The Myth: Meditation is supposed to calm the mind. Correct meditation will lead you to stop thinking. False! A feeling of calm and a quieter mind is sometimes a result of meditation, and a lovely one, but the purpose of meditation is not to calm the mind or your self. You have not failed if your mind does not become like a still pool as a result of this practice. It is the nature of the mind to keep generating thoughts, endlessly, whether meditating or not. Some people who have meditated for decades continue to house a wild animal, (otherwise known as the monkey mind) inside them. The purpose of meditation is not to change the nature of the monkey, not to turn it into a basset hound. Rather, the purpose is simply to observe the monkey -- to SEE what is happening within your own mind and your own self. That's it! Nothing fancy, but everything necessary. Noticing the mind jumping about -- doing its monkey thing -- is meditation. If the mind quiets as a result of being observed (which it often does), that's wonderful, but whether it does or not is of no consequence.

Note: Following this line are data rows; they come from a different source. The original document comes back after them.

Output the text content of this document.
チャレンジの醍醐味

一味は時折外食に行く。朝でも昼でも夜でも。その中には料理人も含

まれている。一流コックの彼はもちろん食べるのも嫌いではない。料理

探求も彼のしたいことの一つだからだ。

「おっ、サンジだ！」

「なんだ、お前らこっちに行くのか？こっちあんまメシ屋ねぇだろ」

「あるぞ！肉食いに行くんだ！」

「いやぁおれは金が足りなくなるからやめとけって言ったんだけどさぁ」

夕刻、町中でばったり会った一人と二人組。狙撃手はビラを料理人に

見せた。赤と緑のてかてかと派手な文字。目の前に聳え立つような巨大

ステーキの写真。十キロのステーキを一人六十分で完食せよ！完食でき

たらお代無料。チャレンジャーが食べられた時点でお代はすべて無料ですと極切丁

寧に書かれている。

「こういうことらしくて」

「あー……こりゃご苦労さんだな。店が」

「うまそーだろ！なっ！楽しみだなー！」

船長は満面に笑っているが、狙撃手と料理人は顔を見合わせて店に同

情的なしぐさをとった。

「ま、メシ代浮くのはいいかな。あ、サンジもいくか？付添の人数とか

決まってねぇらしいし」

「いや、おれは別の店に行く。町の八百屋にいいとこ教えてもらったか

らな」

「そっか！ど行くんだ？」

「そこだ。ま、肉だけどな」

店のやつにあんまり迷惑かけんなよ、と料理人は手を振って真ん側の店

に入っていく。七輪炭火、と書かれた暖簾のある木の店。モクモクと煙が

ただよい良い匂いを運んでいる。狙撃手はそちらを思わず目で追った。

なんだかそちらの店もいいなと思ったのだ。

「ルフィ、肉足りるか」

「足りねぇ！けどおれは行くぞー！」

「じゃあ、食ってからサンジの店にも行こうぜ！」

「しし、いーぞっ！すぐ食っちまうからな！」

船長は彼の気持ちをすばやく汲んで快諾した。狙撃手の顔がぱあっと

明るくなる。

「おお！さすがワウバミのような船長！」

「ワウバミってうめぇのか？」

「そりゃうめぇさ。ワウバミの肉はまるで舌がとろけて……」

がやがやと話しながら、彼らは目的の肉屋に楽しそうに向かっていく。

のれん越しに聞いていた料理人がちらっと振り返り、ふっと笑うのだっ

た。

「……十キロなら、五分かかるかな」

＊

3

What changes as a result of meditation is not necessarily the speed and frequency of the thoughts that appear in our inner landscape, but rather our relationship with those thoughts. Through the practice of meditation, we become less identified with the ticker tape that runs through our head, less convinced that our thoughts hold some inherent truth or importance, and less committed to solving each problem/emergency about which our thoughts remind us. You could say that we lose a degree of interest in the monkey mind's song (or screech). Sometimes the mind quiets as a result of our lack of interest -- of our paying it less mind -- and sometimes it just screeches louder. Again, neither outcome is a testament to the success or failure of meditation, just something else to notice.
So what is the big deal, then? Why all this talk about meditation when (possibly) nothing about the mind changes as a result of it. What is startling is that everything can change as a result of not trying to change anything. It is counter-intuitive, really -- we do not set out with the purpose of changing who we are (or if we do, we simply notice that too), and yet who we are changes once it is simply allowed to be. What happens as a result of witnessing our own mind (without judgment or commentary) is that, over time, we realize that we are actually not that mind, nor the thoughts, beliefs, ideas, and all else that it spews out. We realize that the mind will happen on its own, generating content, with or without our participation. We realize that who we are, our very identity, is the one who is witnessing all that goes on, that monkeying about. The purpose of meditation is not to change our mind, but to awaken the self that is aware of it!